A local resident quoted witnesses on Sunday as saying that a man opened fire on a security guard who tried to stop him entering the mosque then blew himself up inside.
Khawaja Basharat, a Shia community leader, said seven people, some of them children, had been killed.
The bomber shot and killed two guards when they stopped him, Basharat added.
"As soon as he entered, he blew himself up. The casualties could have been greater if the guards hadn't tried to stop him. He could not reach the prayer hall, the bravery of the guards saved many lives," he said.
An official from the private Edhi emergency service said three or four bodies had been taken out of the mosque and some people had been wounded.
The attack was the latest sectarian violence to hit Pakistan in recent days that has fuelled fears of a flare-up in sectarian violence between minority Shia and majority Sunni Muslims.
Earlier on Sunday, protesting students threw stones at police, who replied with tear gas in the southern city of Karachi ahead of the funeral of a leading pro-Taliban cleric and an associate gunned down by unknown men on Saturday.
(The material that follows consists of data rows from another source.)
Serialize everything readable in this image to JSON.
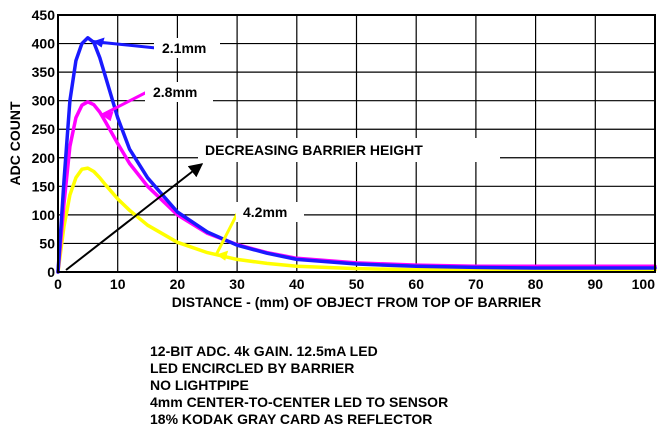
{
  "chart_data": {
    "type": "line",
    "xlabel": "DISTANCE - (mm) OF OBJECT FROM TOP OF BARRIER",
    "ylabel": "ADC COUNT",
    "xlim": [
      0,
      100
    ],
    "ylim": [
      0,
      450
    ],
    "xticks": [
      0,
      10,
      20,
      30,
      40,
      50,
      60,
      70,
      80,
      90,
      100
    ],
    "yticks": [
      0,
      50,
      100,
      150,
      200,
      250,
      300,
      350,
      400,
      450
    ],
    "grid": true,
    "series": [
      {
        "name": "2.1mm",
        "color": "#1a1aff",
        "x": [
          0,
          1,
          2,
          3,
          4,
          5,
          6,
          7,
          8,
          10,
          12,
          15,
          20,
          25,
          30,
          35,
          40,
          50,
          60,
          70,
          80,
          90,
          100
        ],
        "y": [
          0,
          160,
          300,
          370,
          400,
          410,
          402,
          375,
          340,
          270,
          215,
          165,
          105,
          70,
          47,
          33,
          22,
          14,
          10,
          8,
          7,
          7,
          7
        ]
      },
      {
        "name": "2.8mm",
        "color": "#ff00ff",
        "x": [
          0,
          1,
          2,
          3,
          4,
          5,
          6,
          7,
          8,
          10,
          12,
          15,
          20,
          25,
          30,
          35,
          40,
          50,
          60,
          70,
          80,
          90,
          100
        ],
        "y": [
          0,
          120,
          220,
          270,
          292,
          298,
          293,
          280,
          262,
          225,
          190,
          150,
          100,
          68,
          48,
          34,
          24,
          16,
          12,
          10,
          10,
          10,
          10
        ]
      },
      {
        "name": "4.2mm",
        "color": "#ffff00",
        "x": [
          0,
          1,
          2,
          3,
          4,
          5,
          6,
          7,
          8,
          10,
          12,
          15,
          20,
          25,
          30,
          35,
          40,
          50,
          60,
          70,
          80,
          90,
          100
        ],
        "y": [
          0,
          80,
          135,
          165,
          180,
          182,
          176,
          165,
          152,
          128,
          108,
          82,
          52,
          34,
          22,
          15,
          10,
          6,
          4,
          4,
          4,
          4,
          4
        ]
      }
    ],
    "annotations": [
      {
        "text": "2.1mm",
        "series": 0,
        "at_x": 5.8
      },
      {
        "text": "2.8mm",
        "series": 1,
        "at_x": 7.3
      },
      {
        "text": "4.2mm",
        "series": 2,
        "at_x": 26.5
      },
      {
        "text": "DECREASING BARRIER HEIGHT"
      }
    ]
  },
  "notes": [
    "12-BIT ADC. 4k GAIN. 12.5mA LED",
    "LED ENCIRCLED BY BARRIER",
    "NO LIGHTPIPE",
    "4mm CENTER-TO-CENTER LED TO SENSOR",
    "18% KODAK GRAY CARD AS REFLECTOR"
  ]
}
The attack has raised fears of an
increase in sectarian violence
Those killings followed two deadly attacks on religious gatherings this month in which more than 70 people, both Sunnis and Shias, died.
A car bomb attack on a crowd of Sunni Muslims in the
city of Multan on Thursday killed at least 42 people and a
human bombing at a crowded Shia mosque killed 30 in the
city of Sialkot on 1 October.
Shia make up about 15% of Pakistan's 150 million people.